Imagery, here, in this current body of work is treated as a form of language. Drawn from disparate sources; cartoons, films, photography, historical painting, and other corners of our shared forum of visual culture, snipped and fragmented, modified and transformed, operating through association and context as it travels outwards from its original referentiality. Each image functions as a signifier, one with a specific origin, but one that transforms its position, shaped through abstraction, distortion, and repetition. This deliberate loss of specificity mirrors the experience of contemporary image consumption, where excess and overexposure produce a condition of visual fatigue. 

These snippets of visual culture, in their found form, reflect certain flattened hierarchies, but also, exist as a poignant reminder of the accelerated circulation of images across platforms and time. In the choice to pick specific images and focus on these particular visual moments this appropriated imagery is transformed. Through their subjugation to layered digital manipulations and physical treatments they become something new, like letters rearranged to create new words and sentences. The processes of degradation, compression, and translation echo the ways images are continually uploaded, shared, and recontextualized, although here, forcefully given new meaning through intentionality and decision. 

Through strategies of abstraction and mutation, the source images are severed from their initial conditions of production and reception, enabling the emergence of new relational possibilities. The work engages with appropriation as both method and critical position, foregrounding the instability of authorship, originality, and image circulation within contemporary visual culture.

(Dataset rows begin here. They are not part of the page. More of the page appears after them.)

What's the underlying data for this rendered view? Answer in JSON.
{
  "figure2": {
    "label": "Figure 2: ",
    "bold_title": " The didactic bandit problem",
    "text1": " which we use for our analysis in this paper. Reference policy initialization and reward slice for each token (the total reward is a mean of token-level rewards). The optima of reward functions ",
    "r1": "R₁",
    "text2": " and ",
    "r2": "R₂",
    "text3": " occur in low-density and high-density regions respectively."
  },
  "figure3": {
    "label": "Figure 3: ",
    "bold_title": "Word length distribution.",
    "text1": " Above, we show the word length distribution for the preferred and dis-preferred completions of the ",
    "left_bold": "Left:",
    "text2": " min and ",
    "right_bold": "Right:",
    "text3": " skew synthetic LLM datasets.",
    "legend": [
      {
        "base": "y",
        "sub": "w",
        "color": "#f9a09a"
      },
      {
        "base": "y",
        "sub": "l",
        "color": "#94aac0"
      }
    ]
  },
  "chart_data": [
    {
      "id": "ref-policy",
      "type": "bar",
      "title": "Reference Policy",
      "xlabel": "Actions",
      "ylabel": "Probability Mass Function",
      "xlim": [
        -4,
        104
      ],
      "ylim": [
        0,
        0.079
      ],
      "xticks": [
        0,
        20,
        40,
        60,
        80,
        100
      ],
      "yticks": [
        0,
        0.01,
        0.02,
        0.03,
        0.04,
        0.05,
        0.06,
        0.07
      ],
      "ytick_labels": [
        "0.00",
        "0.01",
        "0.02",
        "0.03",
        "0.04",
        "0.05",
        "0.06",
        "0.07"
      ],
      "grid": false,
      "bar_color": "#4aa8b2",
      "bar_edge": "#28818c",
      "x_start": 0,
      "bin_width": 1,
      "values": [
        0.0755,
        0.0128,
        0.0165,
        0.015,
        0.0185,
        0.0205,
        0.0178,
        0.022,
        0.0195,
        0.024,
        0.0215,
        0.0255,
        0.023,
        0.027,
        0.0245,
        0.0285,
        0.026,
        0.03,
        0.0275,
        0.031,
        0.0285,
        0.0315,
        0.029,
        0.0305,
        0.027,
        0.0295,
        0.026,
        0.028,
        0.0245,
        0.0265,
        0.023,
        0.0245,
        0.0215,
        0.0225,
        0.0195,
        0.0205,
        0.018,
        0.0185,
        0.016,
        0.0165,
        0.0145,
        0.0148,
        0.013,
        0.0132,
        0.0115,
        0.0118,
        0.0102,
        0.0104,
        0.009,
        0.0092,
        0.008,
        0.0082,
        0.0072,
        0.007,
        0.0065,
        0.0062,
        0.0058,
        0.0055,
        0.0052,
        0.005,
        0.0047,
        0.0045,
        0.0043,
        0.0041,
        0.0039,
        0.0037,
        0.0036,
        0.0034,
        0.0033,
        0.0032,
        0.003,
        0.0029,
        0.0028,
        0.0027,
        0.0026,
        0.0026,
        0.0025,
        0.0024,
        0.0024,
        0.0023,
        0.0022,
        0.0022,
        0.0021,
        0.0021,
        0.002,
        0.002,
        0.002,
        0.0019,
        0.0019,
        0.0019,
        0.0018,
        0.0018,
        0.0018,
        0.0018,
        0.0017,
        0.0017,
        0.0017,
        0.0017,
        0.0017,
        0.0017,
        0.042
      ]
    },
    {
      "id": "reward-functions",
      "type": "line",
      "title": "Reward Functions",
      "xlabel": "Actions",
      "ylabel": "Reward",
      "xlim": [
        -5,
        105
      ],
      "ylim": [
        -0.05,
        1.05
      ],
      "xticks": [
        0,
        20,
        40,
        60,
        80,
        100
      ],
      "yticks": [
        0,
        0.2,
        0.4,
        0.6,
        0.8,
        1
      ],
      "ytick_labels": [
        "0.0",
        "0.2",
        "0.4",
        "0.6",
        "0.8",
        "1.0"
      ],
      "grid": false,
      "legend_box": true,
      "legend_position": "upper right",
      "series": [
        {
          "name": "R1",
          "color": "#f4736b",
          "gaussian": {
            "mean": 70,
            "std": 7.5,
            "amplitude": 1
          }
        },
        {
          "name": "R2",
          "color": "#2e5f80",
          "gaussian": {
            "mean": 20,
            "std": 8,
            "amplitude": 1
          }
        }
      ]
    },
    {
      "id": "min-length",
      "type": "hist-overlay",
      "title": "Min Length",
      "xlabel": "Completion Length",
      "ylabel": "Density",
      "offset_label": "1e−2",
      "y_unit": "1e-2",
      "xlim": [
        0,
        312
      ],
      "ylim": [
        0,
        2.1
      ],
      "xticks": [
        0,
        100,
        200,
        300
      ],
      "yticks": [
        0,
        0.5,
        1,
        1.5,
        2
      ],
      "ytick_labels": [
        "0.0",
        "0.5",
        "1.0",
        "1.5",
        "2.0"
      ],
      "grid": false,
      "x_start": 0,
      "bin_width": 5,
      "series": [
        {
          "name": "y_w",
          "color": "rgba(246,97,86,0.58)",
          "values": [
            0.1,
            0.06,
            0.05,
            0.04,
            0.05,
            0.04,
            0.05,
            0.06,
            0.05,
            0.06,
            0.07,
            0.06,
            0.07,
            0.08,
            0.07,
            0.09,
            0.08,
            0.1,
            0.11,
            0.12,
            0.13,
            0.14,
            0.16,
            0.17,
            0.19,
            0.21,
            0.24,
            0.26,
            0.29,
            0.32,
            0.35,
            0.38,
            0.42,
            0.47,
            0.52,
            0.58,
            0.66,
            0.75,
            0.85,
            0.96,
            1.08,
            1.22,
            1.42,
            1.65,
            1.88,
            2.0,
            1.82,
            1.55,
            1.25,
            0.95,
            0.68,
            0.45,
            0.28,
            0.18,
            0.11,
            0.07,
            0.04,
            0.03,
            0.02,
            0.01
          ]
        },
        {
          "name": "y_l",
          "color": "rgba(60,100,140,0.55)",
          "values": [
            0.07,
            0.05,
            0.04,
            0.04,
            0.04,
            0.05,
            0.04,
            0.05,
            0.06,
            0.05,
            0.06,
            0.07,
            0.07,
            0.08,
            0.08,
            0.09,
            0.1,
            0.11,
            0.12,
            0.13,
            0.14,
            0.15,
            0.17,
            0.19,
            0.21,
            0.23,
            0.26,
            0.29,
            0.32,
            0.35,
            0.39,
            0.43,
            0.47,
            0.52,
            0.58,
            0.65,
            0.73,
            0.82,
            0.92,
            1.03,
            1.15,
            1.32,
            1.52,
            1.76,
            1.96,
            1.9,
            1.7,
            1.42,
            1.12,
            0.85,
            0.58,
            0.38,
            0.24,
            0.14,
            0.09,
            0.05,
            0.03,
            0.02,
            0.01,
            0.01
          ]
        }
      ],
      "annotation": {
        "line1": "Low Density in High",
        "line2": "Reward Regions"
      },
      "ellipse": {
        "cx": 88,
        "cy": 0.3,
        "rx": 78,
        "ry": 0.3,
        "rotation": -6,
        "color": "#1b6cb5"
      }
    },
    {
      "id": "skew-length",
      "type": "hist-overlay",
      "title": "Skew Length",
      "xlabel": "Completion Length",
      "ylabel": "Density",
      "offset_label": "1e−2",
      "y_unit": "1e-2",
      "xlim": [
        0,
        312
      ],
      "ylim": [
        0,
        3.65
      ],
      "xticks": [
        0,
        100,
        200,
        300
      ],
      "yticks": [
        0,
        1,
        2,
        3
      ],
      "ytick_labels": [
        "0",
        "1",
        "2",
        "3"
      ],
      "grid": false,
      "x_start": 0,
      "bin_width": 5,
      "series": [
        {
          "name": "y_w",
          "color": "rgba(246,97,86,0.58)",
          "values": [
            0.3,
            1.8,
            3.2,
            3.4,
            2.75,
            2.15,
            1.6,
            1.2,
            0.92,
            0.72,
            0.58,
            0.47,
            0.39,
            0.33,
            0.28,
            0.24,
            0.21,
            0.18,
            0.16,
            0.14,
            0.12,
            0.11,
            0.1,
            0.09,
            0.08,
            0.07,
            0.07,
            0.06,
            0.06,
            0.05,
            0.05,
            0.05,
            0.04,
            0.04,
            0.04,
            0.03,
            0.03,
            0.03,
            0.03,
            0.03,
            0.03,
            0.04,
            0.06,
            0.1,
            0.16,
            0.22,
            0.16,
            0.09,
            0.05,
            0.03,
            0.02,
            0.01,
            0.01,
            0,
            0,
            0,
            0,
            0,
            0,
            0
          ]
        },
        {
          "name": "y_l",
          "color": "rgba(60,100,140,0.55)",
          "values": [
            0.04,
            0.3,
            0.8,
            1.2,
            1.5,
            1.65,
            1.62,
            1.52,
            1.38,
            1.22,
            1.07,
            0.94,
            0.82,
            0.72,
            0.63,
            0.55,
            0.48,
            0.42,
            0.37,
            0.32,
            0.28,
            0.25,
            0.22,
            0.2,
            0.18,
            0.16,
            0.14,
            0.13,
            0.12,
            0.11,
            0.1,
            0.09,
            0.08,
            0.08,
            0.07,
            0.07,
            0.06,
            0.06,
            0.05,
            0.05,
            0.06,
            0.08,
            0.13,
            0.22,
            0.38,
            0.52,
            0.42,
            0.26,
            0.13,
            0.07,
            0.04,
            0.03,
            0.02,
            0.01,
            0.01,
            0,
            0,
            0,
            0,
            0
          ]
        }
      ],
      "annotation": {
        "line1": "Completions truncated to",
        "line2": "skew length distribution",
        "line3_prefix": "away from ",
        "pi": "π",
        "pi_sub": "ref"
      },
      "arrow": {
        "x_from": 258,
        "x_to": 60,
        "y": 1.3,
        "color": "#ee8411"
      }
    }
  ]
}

From the baseline selection process the cropped and formatted images are digitally altered, fed through a variety of computerized programs, and subsequently printed and transferred using a range of print-based techniques onto physical substrates where further intervention extends the image’s transformation. This movement between screen-based and material processing slows the image down, interrupting its seamless circulation reintroducing friction. The resulting works exist as residues of visual excess—objects that register both the saturation of contemporary image culture and a resistance to its total disposability.

The oscillation between digital and material processes underscores the image as a site of continual becoming, destabilizing distinctions between original and copy, screen and object, immaterial circulation and physical presence. In this way, the work positions the image as both artifact and residue of contemporary visual culture—shaped by systems of technological mediation, reproduction, and excess.